Por José Aluísio Botelho

(transcrito na grafia original)

No arraial hoje cidade de Paracatú, província de Minas-Geraes, nasceu Francisco de Mello Franco a 7 de setembro de 1757.
No seminario de S. Joaquim no Rio de Janeiro fez elle estudos até a edade de quinze annos, revelando intelligencia potente, e travesso talento: saiu d'alli forte latinista, e com outros conhecimentos incompletos de humanidades, sendo além disso apreciador de jovens poetas, e jovem cultor de musa traquinas; foi para a universidade de Coimbra, matriculou-se nas faculdades de medicina e de philosophia, e tendo facil, prodigiosa comprehensão, era estudante distincto nas aulas, e tinha sobra de horas para dedicar-se a poesia, preferindo as eróticas e as satyricas composições animado por célebres companhias de acadêmicos daquelle tempo.
Entre seus trabalho poéticos, em máxima parte perdidos avultou o poema – Reino da Estupidez – louvado e applaudido por muitos dos lentes, e por todos os condiscípulos; mas aborrecido e condemnado por não poucos, que se repularam (talvez com razão) objeto da satyra do estudante poeta.
Acudiu o tribunal do Santo Officio às queixas do resentimento e do ódio, e vendo offensas a moral e a religião nas poesias do jovem brazileiro, sobre elle poz suas garras, e arrastou-o para seus carceres medonhos, onde feroz o reteve por quatro annos!…
Aqui resplende bella e digna acção depois correspondida por outra não menos digna e bella.

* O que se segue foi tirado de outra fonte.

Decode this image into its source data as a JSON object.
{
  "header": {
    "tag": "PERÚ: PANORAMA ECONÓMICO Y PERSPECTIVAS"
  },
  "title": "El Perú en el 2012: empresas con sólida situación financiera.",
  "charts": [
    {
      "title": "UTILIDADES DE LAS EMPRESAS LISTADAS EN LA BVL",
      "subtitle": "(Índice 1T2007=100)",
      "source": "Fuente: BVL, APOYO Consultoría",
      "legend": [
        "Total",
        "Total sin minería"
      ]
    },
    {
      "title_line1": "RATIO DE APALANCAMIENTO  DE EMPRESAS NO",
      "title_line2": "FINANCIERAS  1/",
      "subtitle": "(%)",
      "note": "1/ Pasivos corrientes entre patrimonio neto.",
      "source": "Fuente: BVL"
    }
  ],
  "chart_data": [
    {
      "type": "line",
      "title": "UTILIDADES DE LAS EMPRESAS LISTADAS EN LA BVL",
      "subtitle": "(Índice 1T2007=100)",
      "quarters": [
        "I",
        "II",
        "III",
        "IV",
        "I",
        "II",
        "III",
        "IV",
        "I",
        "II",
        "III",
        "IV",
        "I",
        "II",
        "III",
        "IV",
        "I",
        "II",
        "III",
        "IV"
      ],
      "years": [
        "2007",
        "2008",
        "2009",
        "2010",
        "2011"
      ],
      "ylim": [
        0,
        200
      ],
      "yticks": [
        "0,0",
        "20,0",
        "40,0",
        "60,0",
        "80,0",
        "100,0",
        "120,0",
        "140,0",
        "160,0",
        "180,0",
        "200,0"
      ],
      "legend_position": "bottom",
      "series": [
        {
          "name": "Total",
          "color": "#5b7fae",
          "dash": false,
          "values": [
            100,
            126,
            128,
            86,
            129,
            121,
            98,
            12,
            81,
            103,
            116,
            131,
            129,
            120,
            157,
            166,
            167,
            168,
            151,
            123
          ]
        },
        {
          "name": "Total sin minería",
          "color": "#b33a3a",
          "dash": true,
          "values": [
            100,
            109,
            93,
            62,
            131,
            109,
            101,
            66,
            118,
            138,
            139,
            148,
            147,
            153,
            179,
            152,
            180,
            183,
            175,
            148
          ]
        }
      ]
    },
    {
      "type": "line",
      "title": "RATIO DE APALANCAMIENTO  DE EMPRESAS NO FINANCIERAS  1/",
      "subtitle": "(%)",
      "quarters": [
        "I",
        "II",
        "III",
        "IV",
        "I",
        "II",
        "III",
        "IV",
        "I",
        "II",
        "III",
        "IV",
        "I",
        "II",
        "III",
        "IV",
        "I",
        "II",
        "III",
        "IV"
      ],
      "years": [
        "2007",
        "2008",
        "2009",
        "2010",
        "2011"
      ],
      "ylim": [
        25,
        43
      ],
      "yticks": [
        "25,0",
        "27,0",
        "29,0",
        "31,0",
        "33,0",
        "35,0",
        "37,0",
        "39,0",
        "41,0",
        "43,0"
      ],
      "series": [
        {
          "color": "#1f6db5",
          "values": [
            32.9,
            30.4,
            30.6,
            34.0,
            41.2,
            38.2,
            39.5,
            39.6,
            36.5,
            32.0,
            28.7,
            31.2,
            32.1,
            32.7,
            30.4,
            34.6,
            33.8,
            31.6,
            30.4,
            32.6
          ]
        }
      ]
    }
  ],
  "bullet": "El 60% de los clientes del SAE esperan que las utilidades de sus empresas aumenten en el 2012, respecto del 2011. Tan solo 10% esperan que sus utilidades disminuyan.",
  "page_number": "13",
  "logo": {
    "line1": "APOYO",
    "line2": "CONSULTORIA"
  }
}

O jovem Mello Franco amava e era amado, e a senhora objeto de seus extremos alias pouco dissimulados, generosa assoberbou as ameaças e os furores do Santo Officio, não quiz depor contra seu amado, e gemeu reclusa por espaço de um anno nos carceres do tribunal sacrílego: Mello Franco apenas recobrou a liberdade, correu a encontral-a, e deu-lhe a mão de esposo.
Continuando a estudar, tomou o gráo de doutor em medicina, estabeleceu-se em Lisboa, adquiriu extensa clínica, e grande reputação, ganhou a amizade de elevadas personagens, escreveu trabalhos e obras de sciencia médica, foi membro e chegou a ser vice-presidente da academia de sciencias de Lisboa, que frequentava assíduo; e feliz e mais que abastado vivia, quando as águias de Napoleão invadiram Portugal em 1807.

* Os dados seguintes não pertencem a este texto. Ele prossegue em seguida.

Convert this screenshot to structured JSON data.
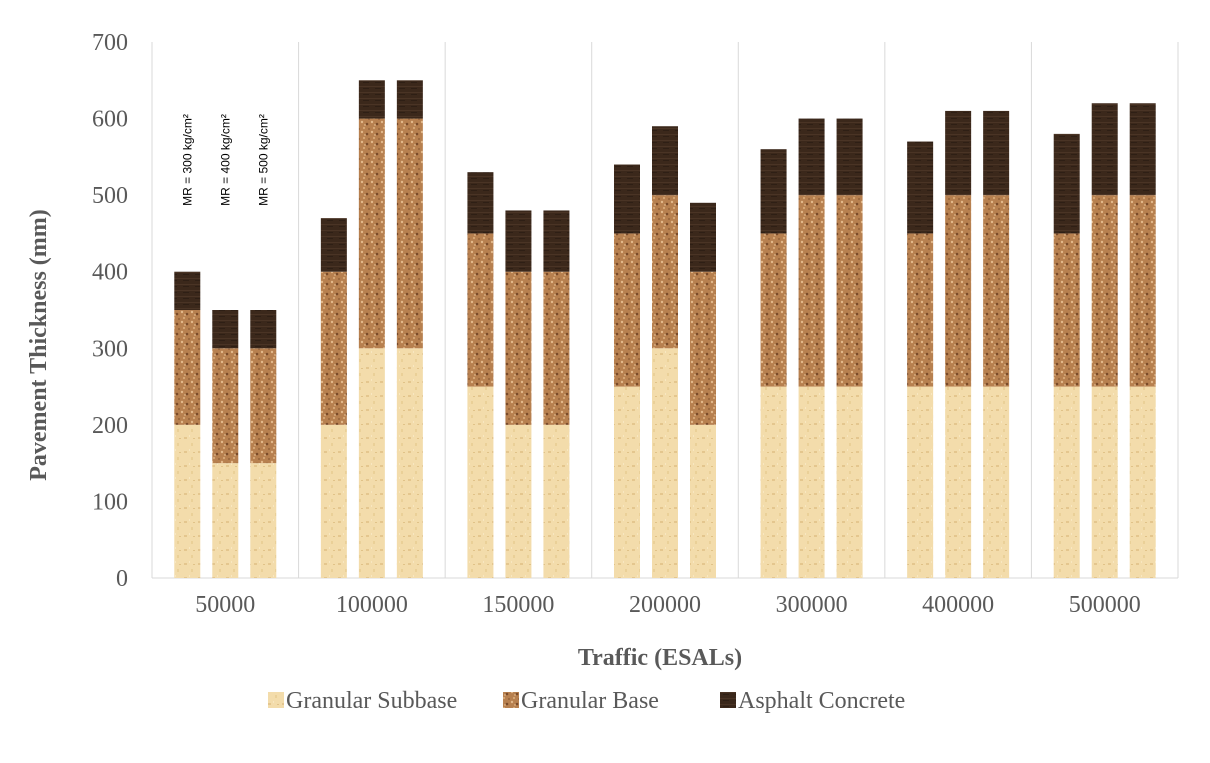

O dr. Francisco de Mello Franco já era grande notabilidade: em 1799 tinha sido um dos fundadores da academia de geographia e o príncipe d. João o tinha nomeado médico honorário da sua câmara; mas ou a lembrança de quatro annos de abandono cruel, em que ficára impunemente a provar os furores da Inquisição, ou suas ideias liberaes que o faziam desestimar o systema de governo de Portugal, ou algum outro sentimento que não explicou, levou-o à deixar-se ficar em Lisboa, parecendo indifferente a invasão estrangeira.

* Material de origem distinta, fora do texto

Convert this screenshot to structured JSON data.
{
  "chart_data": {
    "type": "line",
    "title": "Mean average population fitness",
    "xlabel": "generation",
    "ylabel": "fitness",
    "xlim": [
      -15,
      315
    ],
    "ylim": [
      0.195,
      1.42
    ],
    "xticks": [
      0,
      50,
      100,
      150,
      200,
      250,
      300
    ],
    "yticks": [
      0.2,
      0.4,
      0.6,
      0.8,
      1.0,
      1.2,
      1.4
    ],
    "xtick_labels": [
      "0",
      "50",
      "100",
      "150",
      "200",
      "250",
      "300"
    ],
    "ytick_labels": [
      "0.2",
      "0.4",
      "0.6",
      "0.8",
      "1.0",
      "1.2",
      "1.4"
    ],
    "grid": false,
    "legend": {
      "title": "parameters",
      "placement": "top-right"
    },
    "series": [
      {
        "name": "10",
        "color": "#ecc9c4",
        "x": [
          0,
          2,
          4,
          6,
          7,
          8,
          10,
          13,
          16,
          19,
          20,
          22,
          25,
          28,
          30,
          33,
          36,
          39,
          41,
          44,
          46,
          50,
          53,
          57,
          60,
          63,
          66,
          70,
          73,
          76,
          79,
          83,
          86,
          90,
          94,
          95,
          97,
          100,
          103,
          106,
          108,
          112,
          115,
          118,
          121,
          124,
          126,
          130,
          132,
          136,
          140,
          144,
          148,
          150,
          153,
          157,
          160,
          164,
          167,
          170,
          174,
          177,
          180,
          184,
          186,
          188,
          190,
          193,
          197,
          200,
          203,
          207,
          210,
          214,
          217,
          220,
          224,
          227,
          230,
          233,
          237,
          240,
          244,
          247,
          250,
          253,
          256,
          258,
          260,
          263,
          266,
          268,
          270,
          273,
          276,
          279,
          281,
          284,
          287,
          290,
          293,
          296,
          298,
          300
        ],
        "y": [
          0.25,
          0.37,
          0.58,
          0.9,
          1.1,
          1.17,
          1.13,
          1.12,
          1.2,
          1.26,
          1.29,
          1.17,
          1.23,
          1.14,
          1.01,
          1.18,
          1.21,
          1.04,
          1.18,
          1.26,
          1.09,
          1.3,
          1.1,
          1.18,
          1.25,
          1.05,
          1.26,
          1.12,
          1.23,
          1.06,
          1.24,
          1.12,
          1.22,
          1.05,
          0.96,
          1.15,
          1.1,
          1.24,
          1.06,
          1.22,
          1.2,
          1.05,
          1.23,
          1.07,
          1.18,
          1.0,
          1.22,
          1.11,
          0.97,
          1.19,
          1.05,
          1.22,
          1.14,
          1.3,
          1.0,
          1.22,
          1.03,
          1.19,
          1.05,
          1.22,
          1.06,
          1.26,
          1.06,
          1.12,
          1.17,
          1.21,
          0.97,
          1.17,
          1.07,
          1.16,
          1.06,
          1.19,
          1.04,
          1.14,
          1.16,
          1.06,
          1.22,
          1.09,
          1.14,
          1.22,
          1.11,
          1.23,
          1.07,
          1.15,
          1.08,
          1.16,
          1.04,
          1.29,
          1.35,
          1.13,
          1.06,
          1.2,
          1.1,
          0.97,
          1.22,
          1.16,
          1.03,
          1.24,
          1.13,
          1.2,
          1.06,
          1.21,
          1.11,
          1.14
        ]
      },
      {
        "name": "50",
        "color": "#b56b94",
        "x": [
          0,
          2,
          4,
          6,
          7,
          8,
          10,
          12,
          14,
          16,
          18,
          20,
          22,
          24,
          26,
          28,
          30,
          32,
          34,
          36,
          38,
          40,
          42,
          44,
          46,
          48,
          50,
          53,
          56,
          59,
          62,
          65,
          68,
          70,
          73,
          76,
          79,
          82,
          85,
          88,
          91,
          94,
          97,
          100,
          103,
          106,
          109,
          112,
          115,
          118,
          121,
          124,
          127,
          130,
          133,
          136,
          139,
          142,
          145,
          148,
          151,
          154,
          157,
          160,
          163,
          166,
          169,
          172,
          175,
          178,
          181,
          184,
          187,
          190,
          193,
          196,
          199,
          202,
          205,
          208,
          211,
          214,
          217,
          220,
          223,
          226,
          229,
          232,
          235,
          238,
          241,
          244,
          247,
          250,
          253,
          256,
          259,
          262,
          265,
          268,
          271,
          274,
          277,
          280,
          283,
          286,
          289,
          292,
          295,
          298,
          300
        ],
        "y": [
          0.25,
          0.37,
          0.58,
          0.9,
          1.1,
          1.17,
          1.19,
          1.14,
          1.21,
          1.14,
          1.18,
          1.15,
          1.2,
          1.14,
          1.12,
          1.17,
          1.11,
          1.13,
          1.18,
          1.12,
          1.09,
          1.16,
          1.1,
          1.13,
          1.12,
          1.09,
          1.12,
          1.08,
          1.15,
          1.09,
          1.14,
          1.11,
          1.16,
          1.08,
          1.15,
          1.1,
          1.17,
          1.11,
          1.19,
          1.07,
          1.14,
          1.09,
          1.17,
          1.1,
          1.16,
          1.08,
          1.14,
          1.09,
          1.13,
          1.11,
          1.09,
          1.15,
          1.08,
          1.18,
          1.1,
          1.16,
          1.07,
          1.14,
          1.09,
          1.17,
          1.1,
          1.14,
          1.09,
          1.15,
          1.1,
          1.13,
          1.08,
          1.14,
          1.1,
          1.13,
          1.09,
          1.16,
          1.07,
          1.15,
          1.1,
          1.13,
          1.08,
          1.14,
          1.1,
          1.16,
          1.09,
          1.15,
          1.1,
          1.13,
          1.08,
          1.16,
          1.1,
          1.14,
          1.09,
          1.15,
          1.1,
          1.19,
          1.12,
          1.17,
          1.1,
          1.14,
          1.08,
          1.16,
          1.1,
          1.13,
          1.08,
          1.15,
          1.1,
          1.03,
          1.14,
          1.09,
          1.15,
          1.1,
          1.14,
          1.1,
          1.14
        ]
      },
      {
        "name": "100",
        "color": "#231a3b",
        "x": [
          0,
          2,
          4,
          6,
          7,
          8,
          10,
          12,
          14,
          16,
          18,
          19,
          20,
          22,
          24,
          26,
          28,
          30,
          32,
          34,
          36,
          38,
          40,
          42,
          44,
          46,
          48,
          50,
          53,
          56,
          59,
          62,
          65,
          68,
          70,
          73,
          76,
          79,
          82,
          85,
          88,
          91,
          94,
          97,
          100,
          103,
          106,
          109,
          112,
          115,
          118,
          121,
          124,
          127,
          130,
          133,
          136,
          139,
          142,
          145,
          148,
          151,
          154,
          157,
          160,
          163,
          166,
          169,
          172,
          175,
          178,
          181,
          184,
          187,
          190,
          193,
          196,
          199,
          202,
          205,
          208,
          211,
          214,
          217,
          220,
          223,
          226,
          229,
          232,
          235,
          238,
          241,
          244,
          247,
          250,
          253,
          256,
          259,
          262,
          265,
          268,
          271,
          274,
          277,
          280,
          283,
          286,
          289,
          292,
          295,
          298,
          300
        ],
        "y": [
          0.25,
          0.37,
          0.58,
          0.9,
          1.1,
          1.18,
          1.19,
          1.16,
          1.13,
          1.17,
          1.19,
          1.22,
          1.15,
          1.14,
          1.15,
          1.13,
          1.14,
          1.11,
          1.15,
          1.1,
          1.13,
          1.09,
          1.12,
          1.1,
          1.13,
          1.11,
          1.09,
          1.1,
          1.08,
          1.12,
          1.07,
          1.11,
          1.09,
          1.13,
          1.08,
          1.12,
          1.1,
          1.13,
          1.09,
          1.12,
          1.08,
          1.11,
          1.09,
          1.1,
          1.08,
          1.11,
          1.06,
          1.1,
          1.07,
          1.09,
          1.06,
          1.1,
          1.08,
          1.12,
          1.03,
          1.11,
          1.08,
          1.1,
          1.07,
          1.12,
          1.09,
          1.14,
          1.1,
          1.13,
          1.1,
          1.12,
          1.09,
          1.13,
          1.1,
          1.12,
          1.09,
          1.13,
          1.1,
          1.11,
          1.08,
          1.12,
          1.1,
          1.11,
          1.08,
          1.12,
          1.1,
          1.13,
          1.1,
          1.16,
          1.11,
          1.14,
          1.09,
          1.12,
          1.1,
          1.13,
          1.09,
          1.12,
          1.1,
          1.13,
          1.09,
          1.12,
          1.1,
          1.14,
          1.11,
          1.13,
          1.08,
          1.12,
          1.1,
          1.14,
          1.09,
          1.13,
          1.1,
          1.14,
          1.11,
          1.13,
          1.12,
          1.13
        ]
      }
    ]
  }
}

Era patriota dedicado, enthusiasta, e conhecido fóra da universidade de Coimbra por intrépido e audaz: seus amigos os brazileiros José Bonifacio, o bispo d'Elvas, e Luiz Paulino Pinto de França debalde o chamaram, e deram-lhe o exemplo heroico e esplêndido contra as hostes invasoras: o dr. Mello Franco não se moveu, ficou impassível em Lisboa a curar seus doentes.
Muitos o julgaram egoísta.
A invasão foi repulsada e vencida, o meteóro Napoleão apagou-se me Waterloo: Mello Franco soube tudo isso em Lisboa sem indiciar enthusiasmo e jubilo patriótico era como coração morto: só vivia pelo espírito para a sciencia.
Mas em 1817 carta escripta pelo próprio d. João VI rei de Portugal, Brazil, e Algarves, o convidou a dirigir-se à Itália para reunir-se às pessoas que deviam acompanhar para o Brazil a archiduqueza d'Austria d. Maria Leopoldina, noiva do príncipe real d. Pedro.
O dr. Mello Franco obedeceu, e chegado ao Rio de Janeiro serviu dedicadamente à família real, como médico da câmara, e teve na cidade clinica mais exigente e rendosa, do que tivéra em Lisboa.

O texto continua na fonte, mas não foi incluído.